Tom never really forgave her, but in the end he told her coldly that considering she was in every other way a good wife and an exemplary mother and Laura’s happiness was important to him, they would try and make a go of their marriage. But it was nothing but a pretence and their relationship was never the same again. Soon after that they moved into the house in Burnt Oak, and two years after that Tom died from a chest infection, made worse because of the mustard gas he had inhaled.
She had kept her secret, was still keeping it, years after Tom’s death, even after her mother-in-law had confronted her at Tom’s funeral, calling her a tart, saying she’d killed him with the worry of it, and she never wanted to see her or her bastard again. She had been sending Helen the occasional snapshot of Laura but she stopped sending them after that. Helen didn’t know their new address and she hoped that was an end of it. But it wasn’t, was it? But not yet, please God, not yet.
Ian had not been joking when he said he would put the twins to work, not because he particularly needed them, but by involving them, he could control them. He used them as messengers; a couple of evacuees wandering about the village attracted less attention than he would. ‘Tell Mr Wareson I’ve got a few bottles of whisky in,’ he would tell them. ‘Catch him coming outa his house, don’t speak to anyone else.’ Or, ‘Tell Mrs Cook, her in that big house on the Attlesham Road, I can get her two jars of jam and a tin of golden syrup. Tell her it come to four and a tanner in advance.’
All their business was done in the summer house. Here the boys received their instruction and were paid their ‘wages’, usually chocolate, but sometimes other things which they intended to use for Christmas presents. They had even inveigled a half bottle of whisky out of him to give to their dad. Always there was the threat of what would happen if they told
anyone. ‘I’ll see you go to clink for thievin’,’ he warned them.
‘You stole the stuff in the first place.’ Donny was always one to push his luck, though he usually backed away when he saw Mr Moreton’s face turn red.

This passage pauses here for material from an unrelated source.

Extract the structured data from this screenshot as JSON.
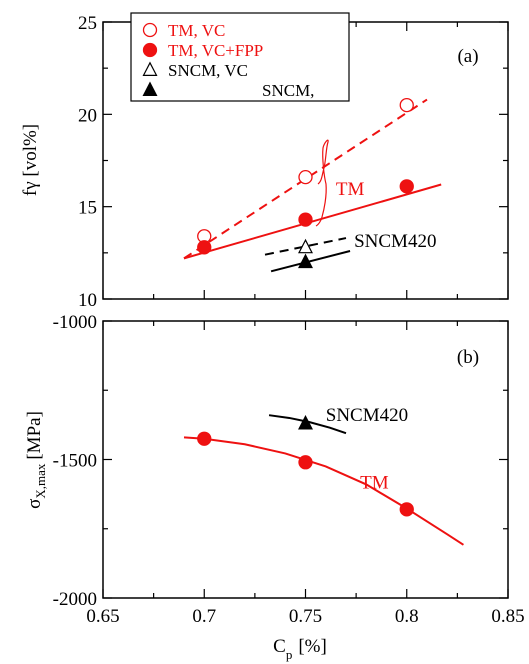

‘No, I did not. It’s honest tradin’, that’s what it is. I don’ make a song an’ dance about it on account of everythin’s in short supply an’ I have to choose who I let hev it.’ He had reached out and grabbed the lobe of Donny’s ear. ‘You c’n understand that, can’t you?’
‘Yeah.’ It was a squeal of pain as his ear was twisted.
‘Then run along and do as you’re bid.’
Today, they had skipped Sunday school and would have to invent something about the hymns they had sung and the lesson to tell Aunty Kathy. They had become adept at that. Donny was blasé about it, but Lenny was deeply unhappy. He hated telling lies and usually let Donny do all the talking.
‘Are we going home now?’ he asked, scuffling his feet in the fallen leaves which had collected at the side of the road. It was nearly dark and he hated to be out in the dark when there were no street lamps and the bare trees, moving in the wind, cast strange shadows, and owls hooted and things scuffled in the undergrowth. He knew Donny didn’t like it either, though he pretended not to care.
‘Might as well.’
‘How many days to Christmas is it?’ Christmas was large in their minds. Mum had said she would come down and perhaps, if Dad’s ship came in, he would come too. When they asked Aunty Kathy if that would be all right, she had said, ‘Yes, of course. They will both be welcome. We’ll have a grand time, won’t we?’
‘One day less than it was yesterday when you asked.’
‘Mum will come the day before, won’t she? She won’t leave it until Christmas Day. I want her here when we open our stockings.’
‘How do I know? She never said which day. You saw the letter.’